III
Une fois passée l’excitation due à l’arrivée des documents, presque tout le personnel du Bouton-d’Or se retira pour la nuit. On ferma les laboratoires, et seule – très réduite d’ailleurs – resta l’équipe de service. Dans le petit astronef, l’ambiance nocturne était différente, l’ambiance d’un vaisseau fantôme où l’on n’entendait plus un bruit, sauf le léger ronronnement d’une machine, ambiance tout autre que l’activité folle qui, de jour, animait salles et coursives.
Duncan songeait à un bon lit, à un bon sommeil, à un bon bain – oui, même le décapage chimique (on manquait d’eau) semblait bon, après un compte rendu un peu longuet.
Une heure, à l’horloge du bord. Une heure du matin pour Duncan. Ce qui ne le dissuada pas de gagner la section chirurgie. L’alcôve de Niun. Le mri ne connaissait plus ni jour ni nuit, kel’en inerte, lâchant prise peu à peu malgré les soins dont il était l’objet. Niun que l’on bourrait de drogues ! Luiz diminuerait-il la dose ? Il l’avait promis. Duncan avait chaudement discuté sur ce point.
Désormais, le mri ne montrait plus aucune trace d’intelligence. Duncan le remua doucement, effrayé de sentir son épaule aussi maigre.
Et tout à coup, une certaine tension revint à ses muscles. Il aspira à fond, sembla lutter contre l’épaisse camisole qui l’enserrait. Duncan vit s’ouvrir ses yeux d’ambre, ses yeux que le peigne cachait à moitié. Le peigne se rétracta, mais pas complètement. Et les yeux du mri flottaient.
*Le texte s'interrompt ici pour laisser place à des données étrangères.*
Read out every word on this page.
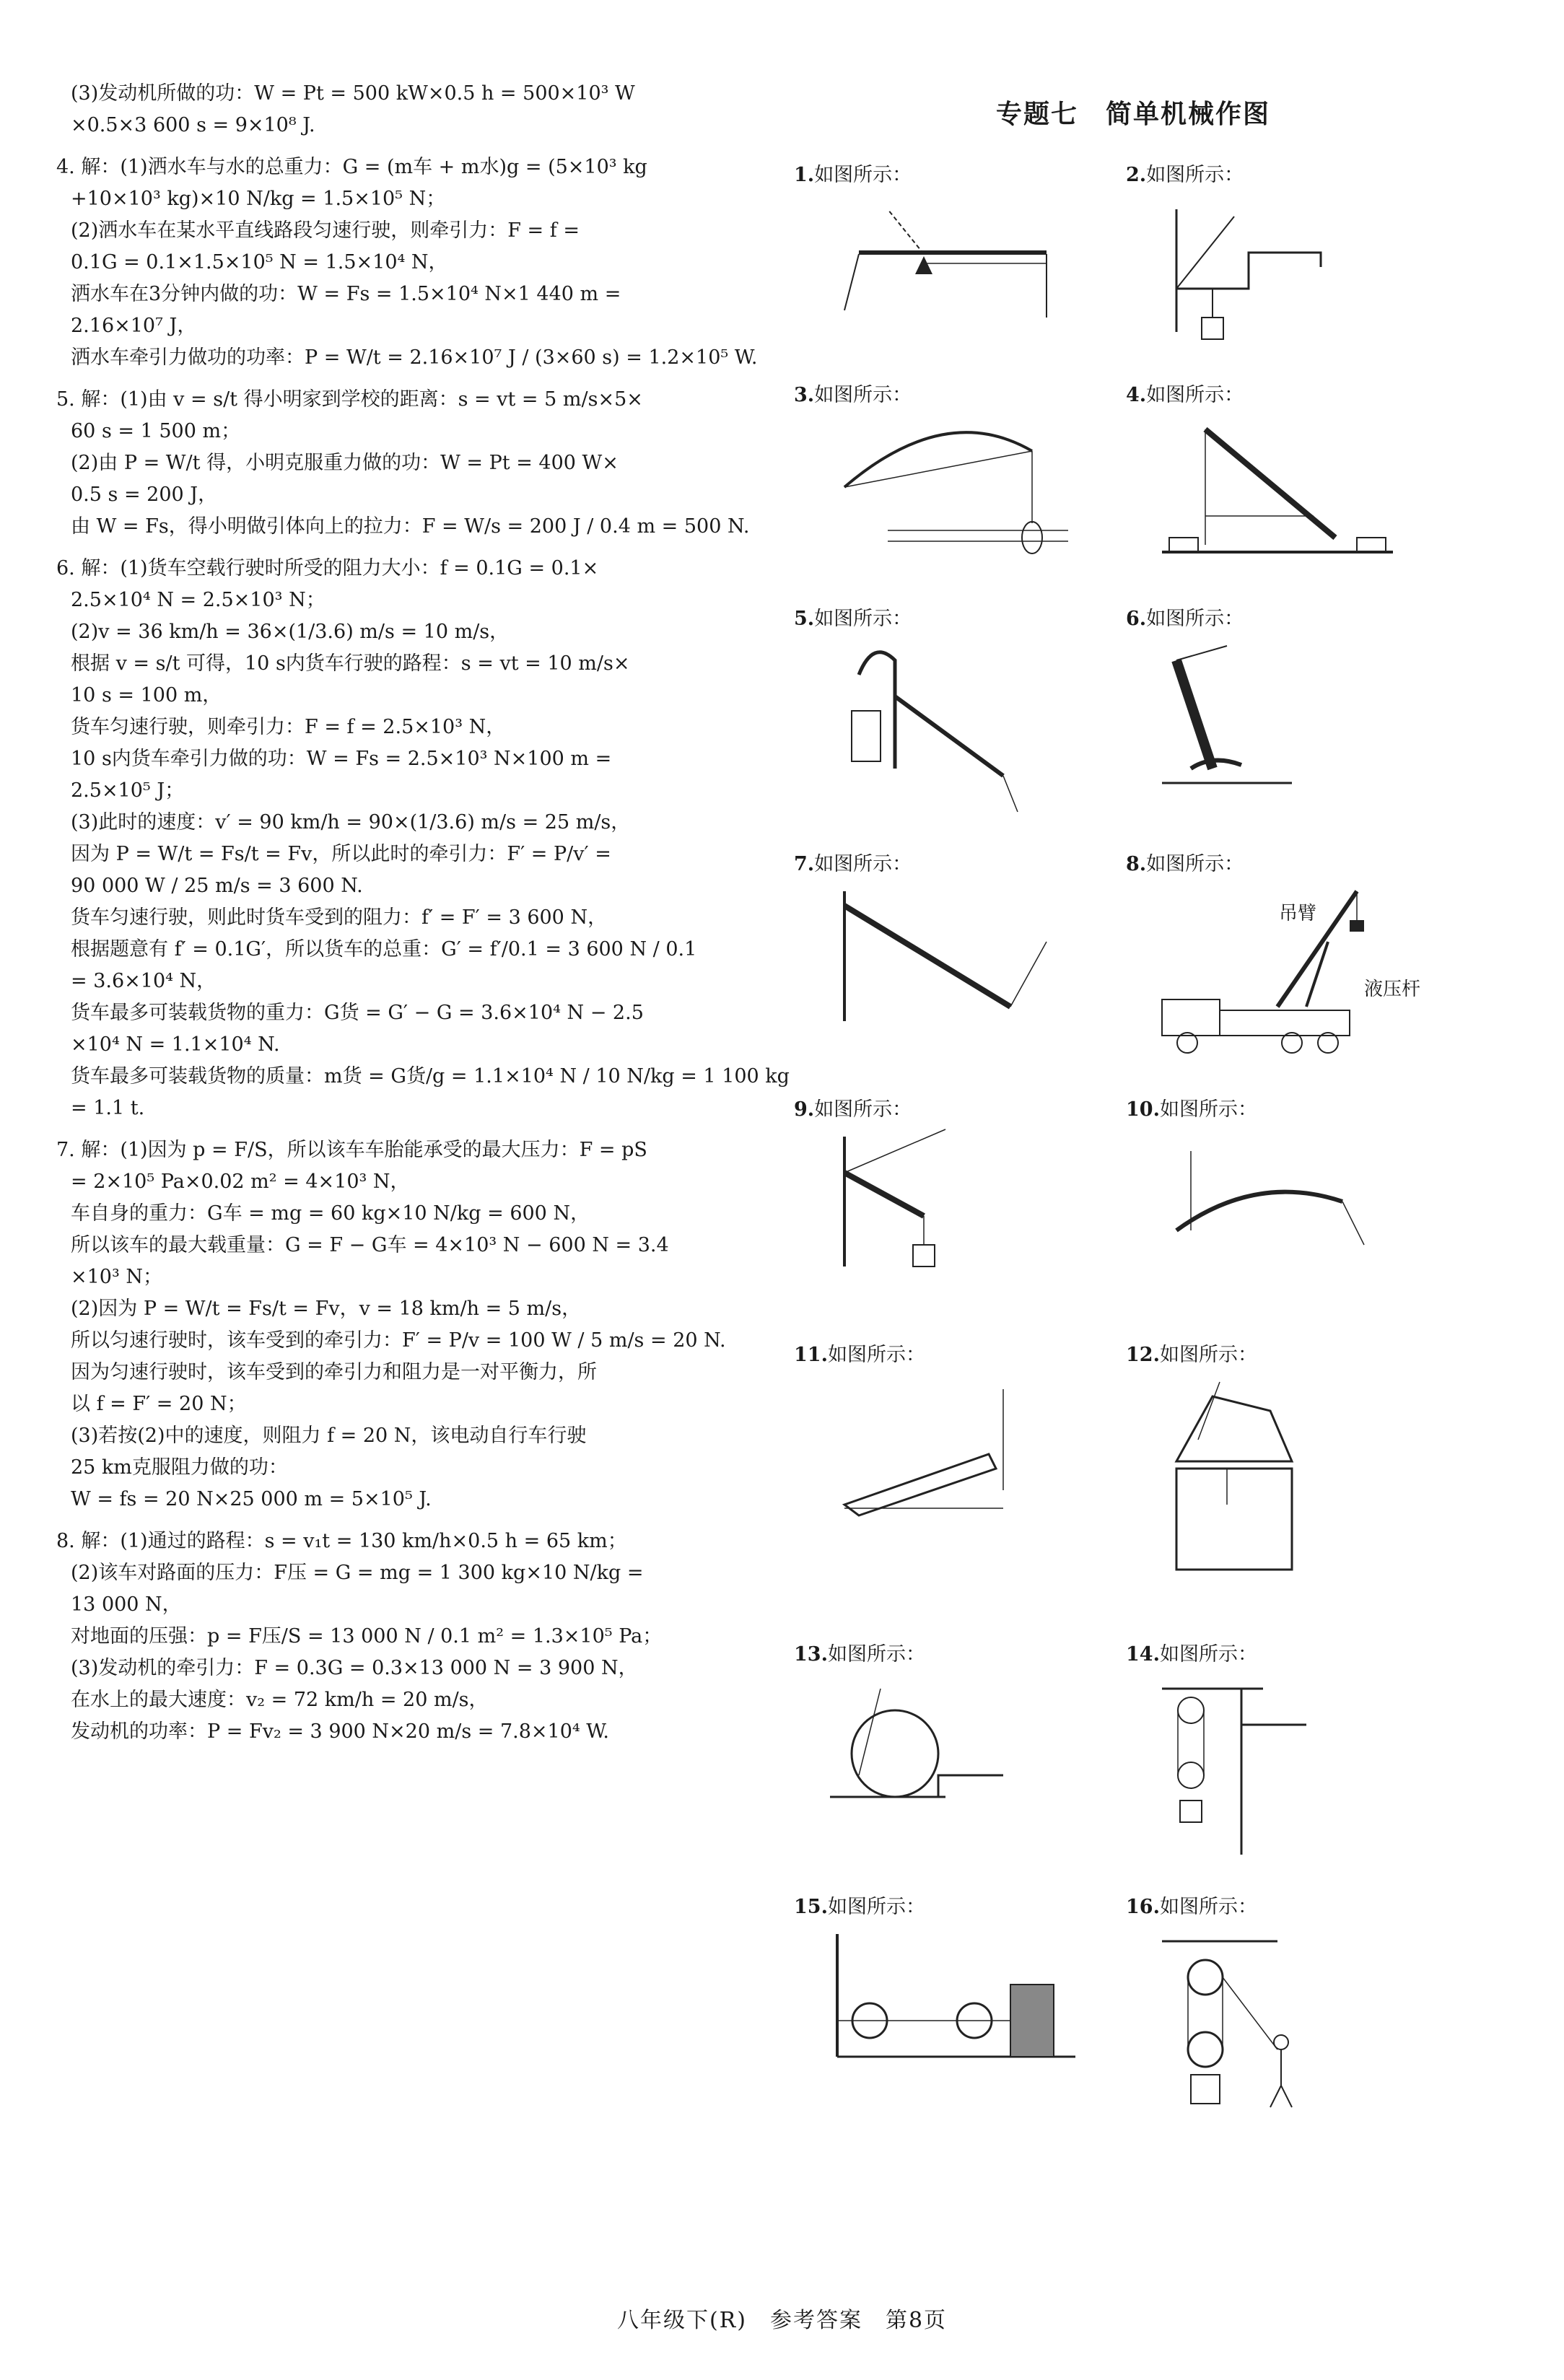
(3)发动机所做的功：W = Pt = 500 kW×0.5 h = 500×10³ W
×0.5×3 600 s = 9×10⁸ J.
4. 解：(1)洒水车与水的总重力：G = (m车 + m水)g = (5×10³ kg
+10×10³ kg)×10 N/kg = 1.5×10⁵ N；
(2)洒水车在某水平直线路段匀速行驶，则牵引力：F = f =
0.1G = 0.1×1.5×10⁵ N = 1.5×10⁴ N，
洒水车在3分钟内做的功：W = Fs = 1.5×10⁴ N×1 440 m =
2.16×10⁷ J，
洒水车牵引力做功的功率：P = W/t = 2.16×10⁷ J / (3×60 s) = 1.2×10⁵ W.
5. 解：(1)由 v = s/t 得小明家到学校的距离：s = vt = 5 m/s×5×
60 s = 1 500 m；
(2)由 P = W/t 得，小明克服重力做的功：W = Pt = 400 W×
0.5 s = 200 J，
由 W = Fs，得小明做引体向上的拉力：F = W/s = 200 J / 0.4 m = 500 N.
6. 解：(1)货车空载行驶时所受的阻力大小：f = 0.1G = 0.1×
2.5×10⁴ N = 2.5×10³ N；
(2)v = 36 km/h = 36×(1/3.6) m/s = 10 m/s，
根据 v = s/t 可得，10 s内货车行驶的路程：s = vt = 10 m/s×
10 s = 100 m，
货车匀速行驶，则牵引力：F = f = 2.5×10³ N，
10 s内货车牵引力做的功：W = Fs = 2.5×10³ N×100 m =
2.5×10⁵ J；
(3)此时的速度：v′ = 90 km/h = 90×(1/3.6) m/s = 25 m/s，
因为 P = W/t = Fs/t = Fv，所以此时的牵引力：F′ = P/v′ =
90 000 W / 25 m/s = 3 600 N.
货车匀速行驶，则此时货车受到的阻力：f′ = F′ = 3 600 N，
根据题意有 f′ = 0.1G′，所以货车的总重：G′ = f′/0.1 = 3 600 N / 0.1
= 3.6×10⁴ N，
货车最多可装载货物的重力：G货 = G′ − G = 3.6×10⁴ N − 2.5
×10⁴ N = 1.1×10⁴ N.
货车最多可装载货物的质量：m货 = G货/g = 1.1×10⁴ N / 10 N/kg = 1 100 kg
= 1.1 t.
7. 解：(1)因为 p = F/S，所以该车车胎能承受的最大压力：F = pS
= 2×10⁵ Pa×0.02 m² = 4×10³ N，
车自身的重力：G车 = mg = 60 kg×10 N/kg = 600 N，
所以该车的最大载重量：G = F − G车 = 4×10³ N − 600 N = 3.4
×10³ N；
(2)因为 P = W/t = Fs/t = Fv，v = 18 km/h = 5 m/s，
所以匀速行驶时，该车受到的牵引力：F′ = P/v = 100 W / 5 m/s = 20 N.
因为匀速行驶时，该车受到的牵引力和阻力是一对平衡力，所
以 f = F′ = 20 N；
(3)若按(2)中的速度，则阻力 f = 20 N，该电动自行车行驶
25 km克服阻力做的功：
W = fs = 20 N×25 000 m = 5×10⁵ J.
8. 解：(1)通过的路程：s = v₁t = 130 km/h×0.5 h = 65 km；
(2)该车对路面的压力：F压 = G = mg = 1 300 kg×10 N/kg =
13 000 N，
对地面的压强：p = F压/S = 13 000 N / 0.1 m² = 1.3×10⁵ Pa；
(3)发动机的牵引力：F = 0.3G = 0.3×13 000 N = 3 900 N，
在水上的最大速度：v₂ = 72 km/h = 20 m/s，
发动机的功率：P = Fv₂ = 3 900 N×20 m/s = 7.8×10⁴ W.
专题七　简单机械作图
1.如图所示：	2.如图所示：
3.如图所示：	4.如图所示：
5.如图所示：	6.如图所示：
7.如图所示：	8.如图所示：
吊臂
液压杆
9.如图所示：	10.如图所示：
11.如图所示：	12.如图所示：
13.如图所示：	14.如图所示：
15.如图所示：	16.如图所示：
八年级下(R)　参考答案　第8页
« Niun… » murmura Duncan. Puis, plus fort : « Niun ! »
Le mri émergeait, quoiqu’il parût à peine conscient de cette présence, malgré l’étreinte des doigts humains. Il voyait, il craignait autre chose, une chose située en lui-même, d’où l’expression d’épouvante habitant ses yeux.
« Calme-toi, Niun. N’aie pas peur. C’est moi, Duncan. Tu me vois, Niun ? »
— « Duncan… ? » Le mri s’affaissa brusquement. Il haletait, comme au terme d’une trop longue course. « Duncan… Les dusei… les dusei sont perdus. »
Il délirait. Quelle pitié ! Niun à la tête froide, à la riposte prompte… Niun offrant le spectacle d’un être égaré. Duncan retint son poignet, et, connaissant la fierté mri, ramena un coin du drap sur le bas de son visage. Derrière un voile, il se trouverait plus à l’aise.
Progressivement, l’intelligence réapparut dans les yeux non-humains. « Duncan… fais-moi fuir, Duncan. »
— « Je ne peux pas… » dit le Tac d’une voix sourde. « Je ne peux pas. »
À nouveau, les yeux d’ambre flottèrent, se dérobèrent, les muscles s’abandonnèrent. « Melein… »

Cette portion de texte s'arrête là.